Culinary courses, history lessons, seminars and all sorts of other activities fill in the educational portion in an effort to keep seniors engaged and active. Those aspects of senior living can keep early-stage Alzheimer’s patients engaged as well, but as the dementia progresses, a different type of care is necessary. According to the Alzheimer’s Association, one in 10 adults over the age of 65 has Alzheimer’s disease.
“We all care—families for their loved ones, our staff for our residents—that intrinsic feeling of wanting to do the right thing is already present,” Blackchief said.
St. Ann’s ensures that staff members are constantly learning how best to work with dementia patients. The community recently hosted a seminar with Alzheimer’s expert Teepa Snow to better calibrate their approach to treatment.
St. Ann’s approach is similar to JSL, where about 70 percent of residents are suffering from some form of dementia.
“We took it upon ourselves a decade ago to have a memory care center of excellence, where we wanted to make sure everybody in the organization, from my position on down, understood the challenges around those suffering from memory loss and how to deal with that,” King said. “We partner with the Alzheimer’s Association. They come in here on a regular basis and do training, and the staff has a chance to talk with them on how to deal with this different behavior.”
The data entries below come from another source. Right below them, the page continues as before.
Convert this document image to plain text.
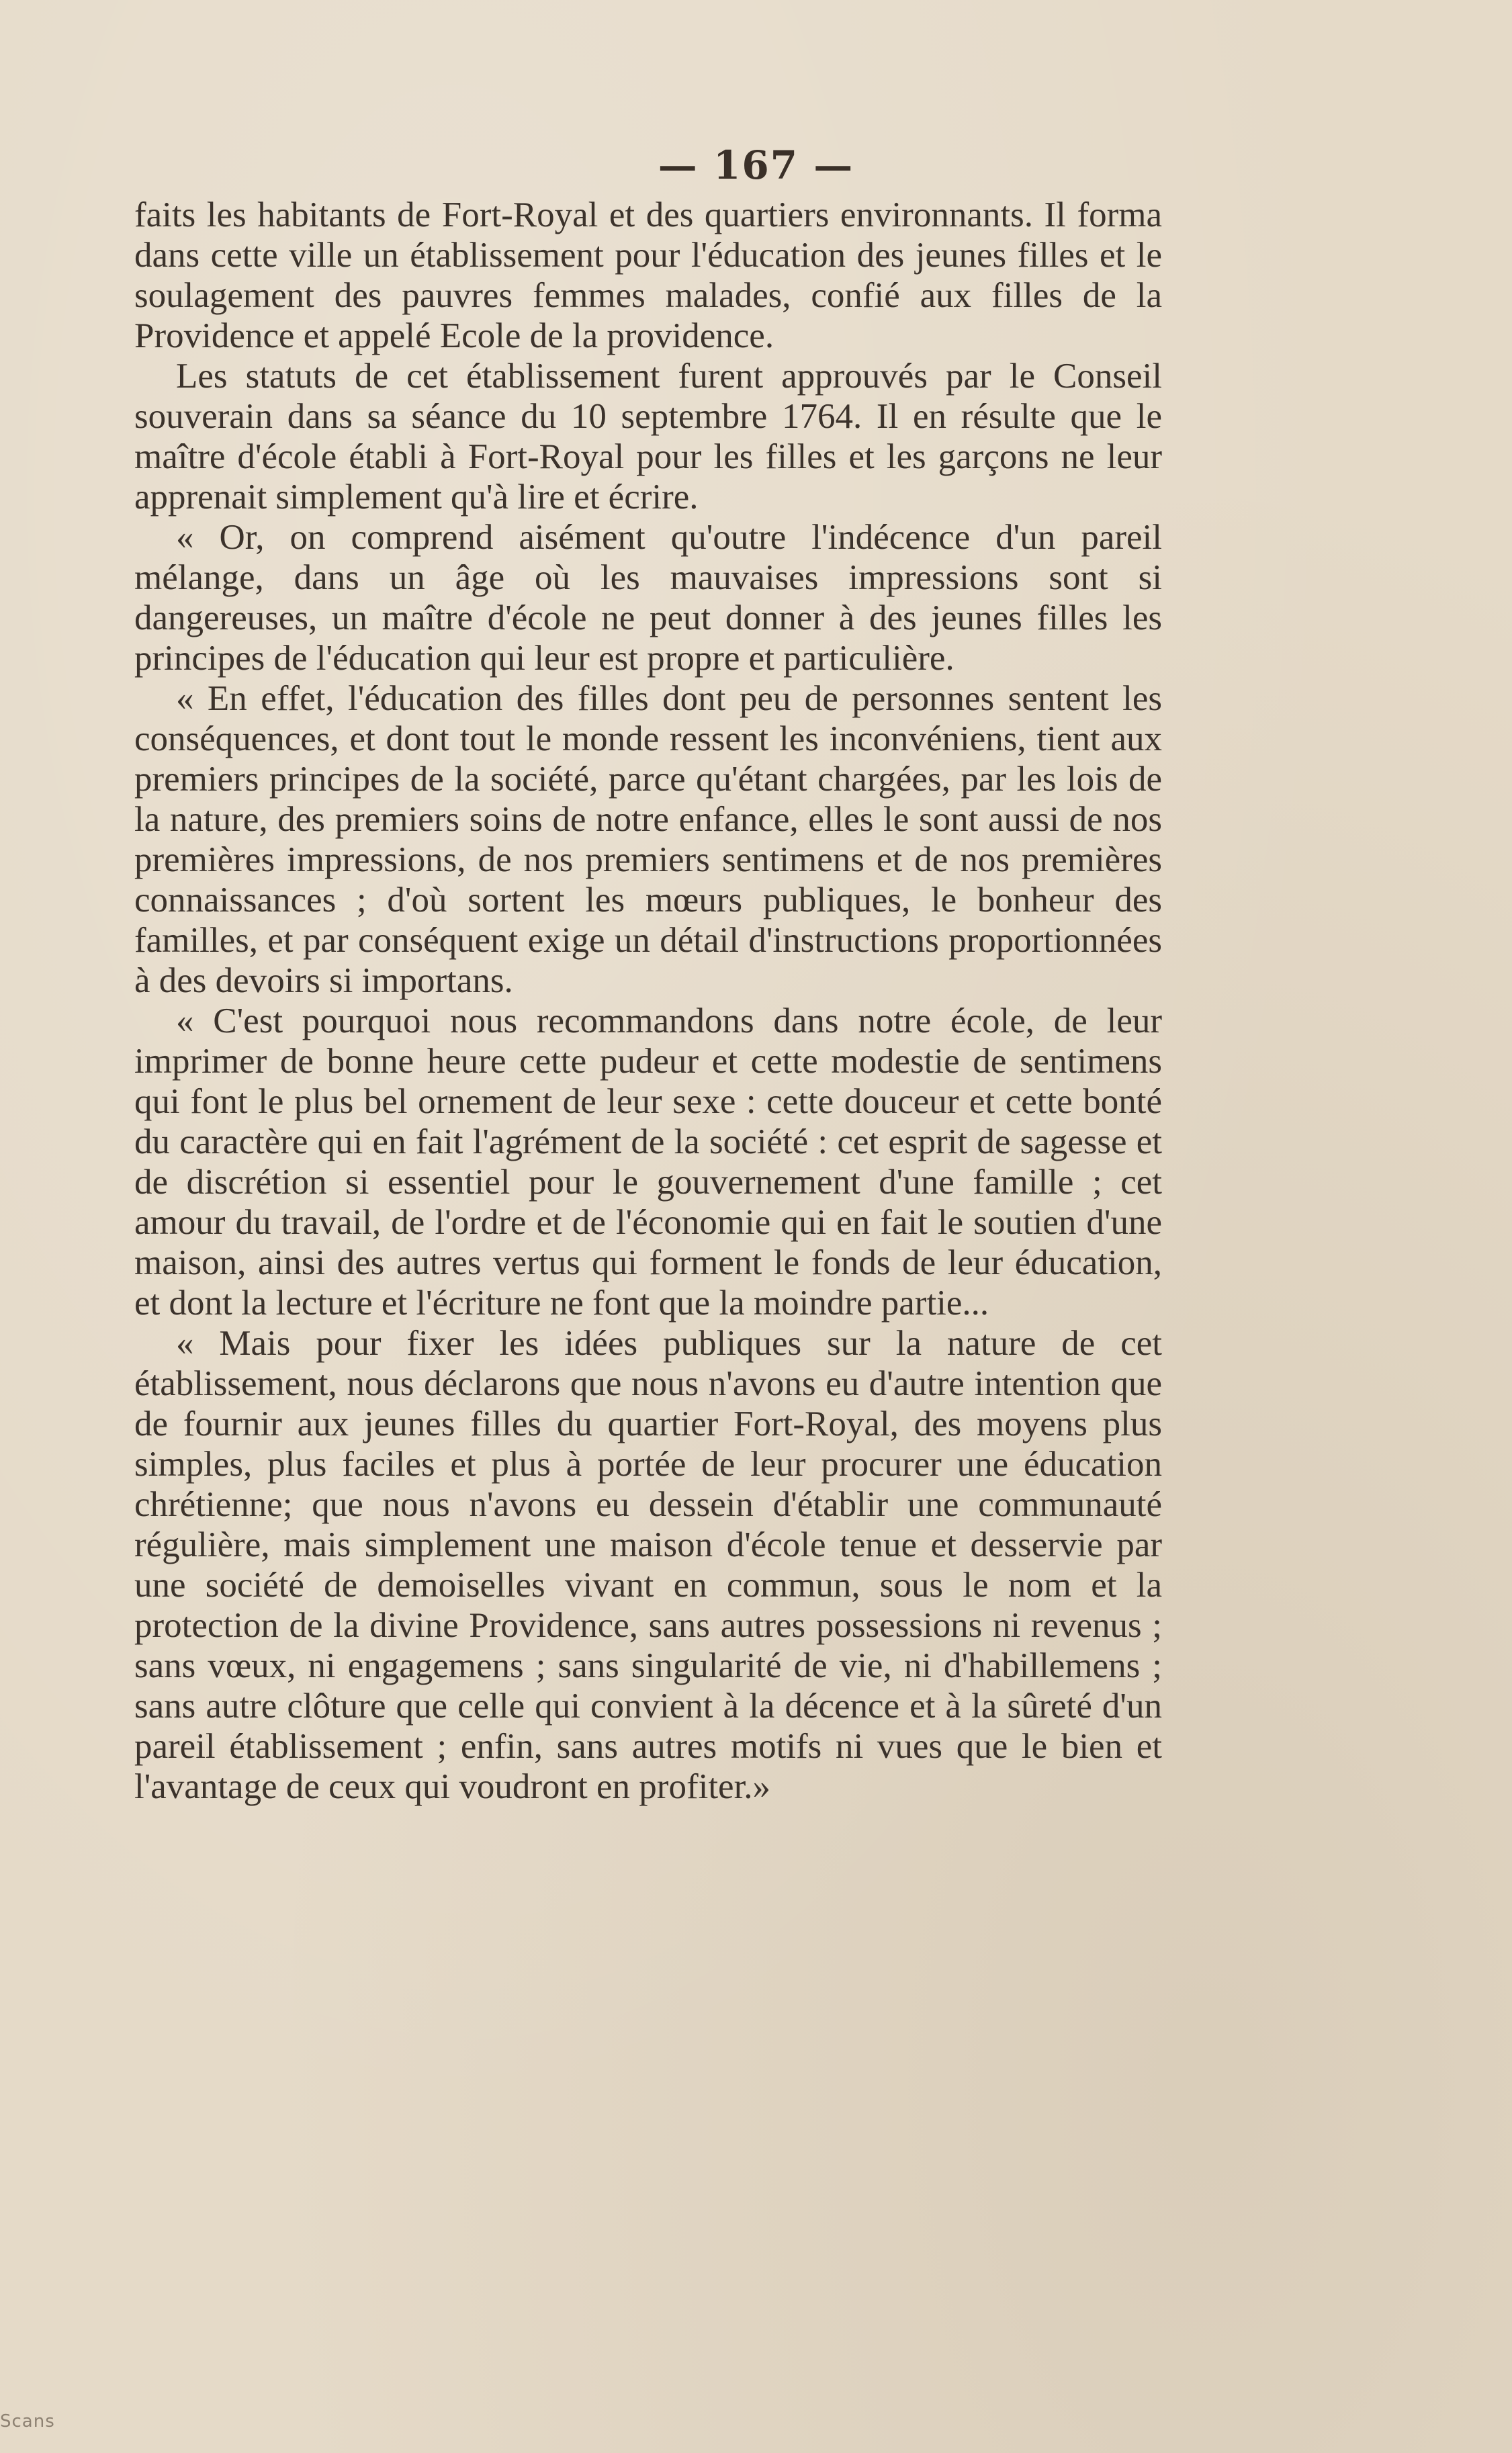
— 167 —

faits les habitants de Fort-Royal et des quartiers environnants. Il forma dans cette ville un établissement pour l'éducation des jeunes filles et le soulagement des pauvres femmes malades, confié aux filles de la Providence et appelé Ecole de la providence.

Les statuts de cet établissement furent approuvés par le Conseil souverain dans sa séance du 10 septembre 1764. Il en résulte que le maître d'école établi à Fort-Royal pour les filles et les garçons ne leur apprenait simplement qu'à lire et écrire.

« Or, on comprend aisément qu'outre l'indécence d'un pareil mélange, dans un âge où les mauvaises impressions sont si dangereuses, un maître d'école ne peut donner à des jeunes filles les principes de l'éducation qui leur est propre et particulière.

« En effet, l'éducation des filles dont peu de personnes sentent les conséquences, et dont tout le monde ressent les inconvéniens, tient aux premiers principes de la société, parce qu'étant chargées, par les lois de la nature, des premiers soins de notre enfance, elles le sont aussi de nos premières impressions, de nos premiers sentimens et de nos premières connaissances ; d'où sortent les mœurs publiques, le bonheur des familles, et par conséquent exige un détail d'instructions proportionnées à des devoirs si importans.

« C'est pourquoi nous recommandons dans notre école, de leur imprimer de bonne heure cette pudeur et cette modestie de sentimens qui font le plus bel ornement de leur sexe : cette douceur et cette bonté du caractère qui en fait l'agrément de la société : cet esprit de sagesse et de discrétion si essentiel pour le gouvernement d'une famille ; cet amour du travail, de l'ordre et de l'économie qui en fait le soutien d'une maison, ainsi des autres vertus qui forment le fonds de leur éducation, et dont la lecture et l'écriture ne font que la moindre partie...

« Mais pour fixer les idées publiques sur la nature de cet établissement, nous déclarons que nous n'avons eu d'autre intention que de fournir aux jeunes filles du quartier Fort-Royal, des moyens plus simples, plus faciles et plus à portée de leur procurer une éducation chrétienne; que nous n'avons eu dessein d'établir une communauté régulière, mais simplement une maison d'école tenue et desservie par une société de demoiselles vivant en commun, sous le nom et la protection de la divine Providence, sans autres possessions ni revenus ; sans vœux, ni engagemens ; sans singularité de vie, ni d'habillemens ; sans autre clôture que celle qui convient à la décence et à la sûreté d'un pareil établissement ; enfin, sans autres motifs ni vues que le bien et l'avantage de ceux qui voudront en profiter.»

Scans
JSL has an off-campus building known as Marion House, on South Clinton Avenue, which is an assisted living facility oriented toward memory care patients.
But senior living facilities are only a small part of long-term care. In-home services are growing increasingly popular, with about 12 million Americans receiving some form of home health care, according to Johns Hopkins University.
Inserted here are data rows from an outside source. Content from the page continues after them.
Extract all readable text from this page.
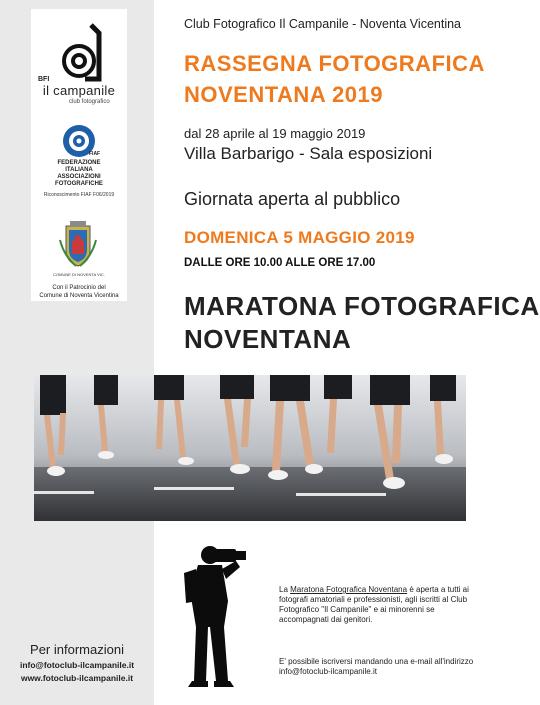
BFI
il campanile
club fotografico
FIAF
FEDERAZIONE
ITALIANA
ASSOCIAZIONI
FOTOGRAFICHE
Riconoscimento FIAF F06/2019
COMUNE DI NOVENTA VIC.
Con il Patrocinio del
Comune di Noventa Vicentina
Per informazioni
info@fotoclub-ilcampanile.it
www.fotoclub-ilcampanile.it
Club Fotografico Il Campanile - Noventa Vicentina
RASSEGNA FOTOGRAFICA
NOVENTANA 2019
dal 28 aprile al 19 maggio 2019
Villa Barbarigo - Sala esposizioni
Giornata aperta al pubblico
DOMENICA 5 MAGGIO 2019
DALLE ORE 10.00 ALLE ORE 17.00
MARATONA FOTOGRAFICA
NOVENTANA
La Maratona Fotografica Noventana è aperta a tutti ai fotografi amatoriali e professionisti, agli iscritti al Club Fotografico "Il Campanile" e ai minorenni se accompagnati dai genitori.
E' possibile iscriversi mandando una e-mail all'indirizzo info@fotoclub-ilcampanile.it
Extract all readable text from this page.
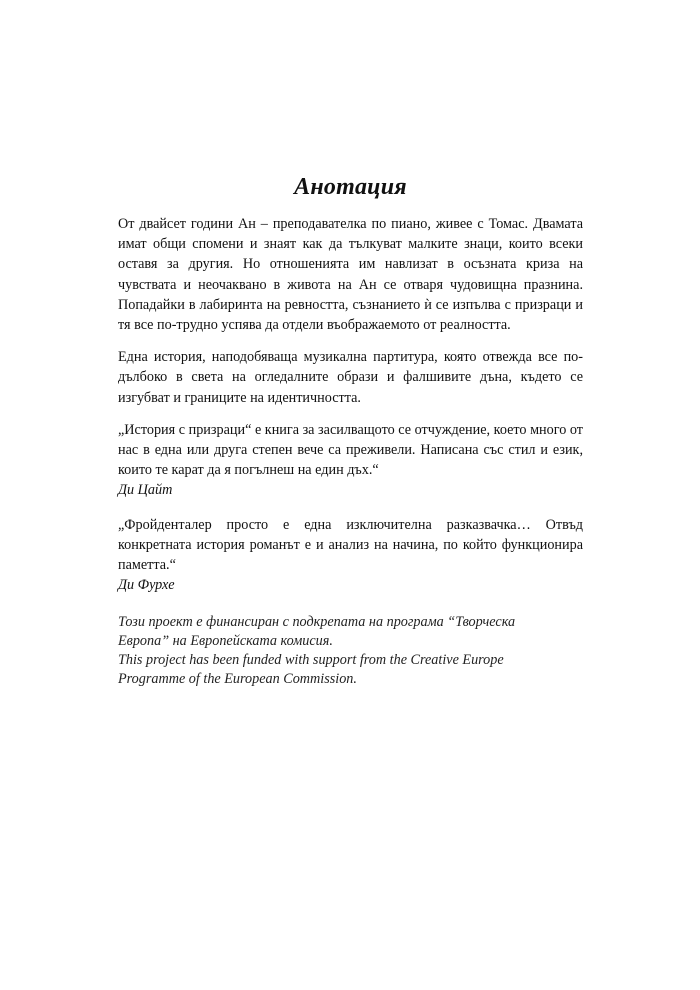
Анотация

От двайсет години Ан – преподавателка по пиано, живее с Томас. Двамата имат общи спомени и знаят как да тълкуват малките знаци, които всеки оставя за другия. Но отношенията им навлизат в осъзната криза на чувствата и неочаквано в живота на Ан се отваря чудовищна празнина. Попадайки в лабиринта на ревността, съзнанието ѝ се изпълва с призраци и тя все по-трудно успява да отдели въображаемото от реалността.

Една история, наподобяваща музикална партитура, която отвежда все по-дълбоко в света на огледалните образи и фалшивите дъна, където се изгубват и границите на идентичността.

„История с призраци“ е книга за засилващото се отчуждение, което много от нас в една или друга степен вече са преживели. Написана със стил и език, които те карат да я погълнеш на един дъх.“

Ди Цайт

„Фройденталер просто е една изключителна разказвачка… Отвъд конкретната история романът е и анализ на начина, по който функционира паметта.“

Ди Фурхе

Този проект е финансиран с подкрепата на програма “Творческа

Европа” на Европейската комисия.

This project has been funded with support from the Creative Europe

Programme of the European Commission.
HCR Homecare operates in 26 counties across New York and employs about 600 clinicians. All in-home care providers are registered nurses.
“I think that everyone agrees that with the complex patients we’re seeing, a person with more education is better,” said HCR founder and CEO Louise Woerner. “In addition to that, many of our nurses have a special certification,” which includes such areas as wounds, palliative care and cardiac care.
For HCR, technology is playing a major part in the home care they provide. X-rays, chemotherapy and other services once relegated to hospital visits are now available in the home. Woerner describes those services as a response to a pattern of people leaving hospitals “quicker and sicker.”
“Some of the people we’re seeing are recovering, and it’s pretty acute, so our folks have to be more prepared than they were a few years ago when they stayed in hospitals a little longer,” Woerner said. “We have a relationship with St. John Fisher College’s School of Pharmacy, for example, because nurses have been saying that some of the things they’re asked to administer in the home were only administered in the intensive care unit when they were in nursing school.”
According to census figures, by 2030, for the first time in American history, people over 65 (78 million) will outnumber those under 18 (76.7 million). With one in five Americans being a senior citizen, long-term care and senior living will become even more vital resources. For King, it’s a future he believes JSL is prepared for.
“Values are really important,” King said. “We have a really high ethical standard. We’re always trying to make sure we’re doing the right thing.”